In order to achieve these objectives, Indian government announced several incentives and initiatives :

  • Electronics Manufacturing Clusters – Government will provide financial assistance of up to 50% of the infrastructure cost (with a limit of INR 50 crores per 100 acres) to set up special electronics manufacturing zones. The government is targeting 10 clusters in 2013 and a whopping 200 by 2020
  • Financial Incentives under a Modified Special Incentive Package Scheme (MSIPS) where the government will reimburse certain taxes and duties for 10 years, amounting to 20 to 25% of capital investment
  • Set up a semiconductor wafer fab and called for companies to submit ‘expression of interest’
  • Preferential market access – At least 30% of total government procurement of electronics will come from local production. Given the size of government in India and its ambitious plans to roll out computers, tablets etc. to students and employees, government procurement is a very large market in itself
  • Electronics Development Fund – a fund of $2 Bn to promote innovation, intellectual property creation, product commercialization etc. The government will fund 25 to 75% of fund value with rest coming from private institutions
  • Establishing safety standards for electronic devices – to ensure quality of goods produced
  • Human resource development – Large-scale initiatives to create skilled manpower (2500 PhDs in Electronics per year by 2020, additional colleges for electronics education, incentives to students/researchers etc.)
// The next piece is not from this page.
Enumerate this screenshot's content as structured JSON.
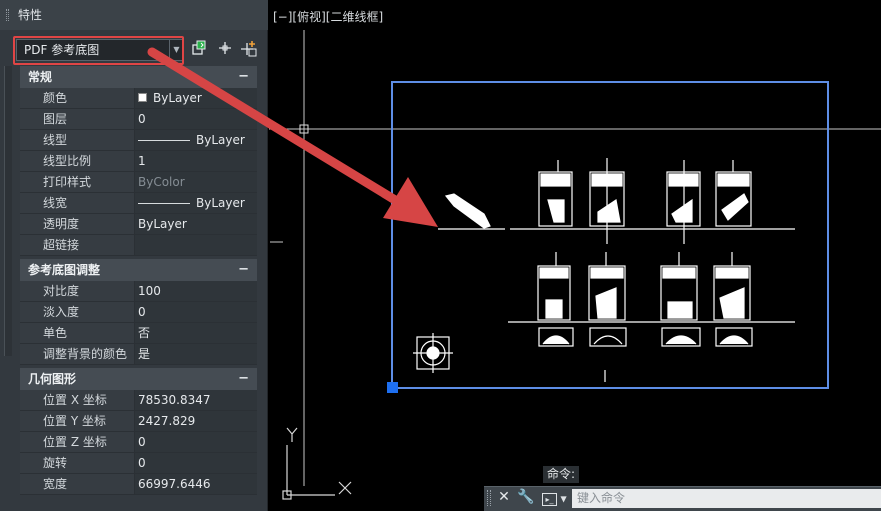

As we can see, these are significant measures and if implemented well can give a real boost to electronics manufacturing in India. But what is the catch?

There are some very critical criteria to be met:

  • In India, the majority of approvals that are needed to setup a manufacturing plant have to come from state governments. So enrolling the state governments is very important. As we speak, only a few of the state governments have shown the needed enthusiasm to follow up on the central governments lead
  • The lead-time to get the necessary approvals to setup manufacturing plants is notoriously long in India. The government did not announce the necessary measures to simplify or speedup the approvals process. The long process and the uncertainty involved can put off potential investors
  • The political climate in many states is not very conducive to new capital investment. Many state governments are facing a crisis of confidence and this has impacted the governments’ ability to act on investment proposals
  • Fiscal climate – While the central government in India has a large budget, it is not exactly flush with funds. With a budget deficit of about 5% of GDP, the government may find it difficult to keep good of its promise of investment and incentives.

These are real challenges to be overcome to realize the dream of making India a preferred destination for electronics manufacturing. But as it stands, it looks like this is a good time for companies to seriously consider India as a possible location for their next plant. Apart from the financial incentives announced, India’s reputation in protecting IP and upholding rule of law should tip the balance in its favor.

So yes, there are challenges – but I think India is indeed poised for a big growth in electronics manufacturing. What do you think?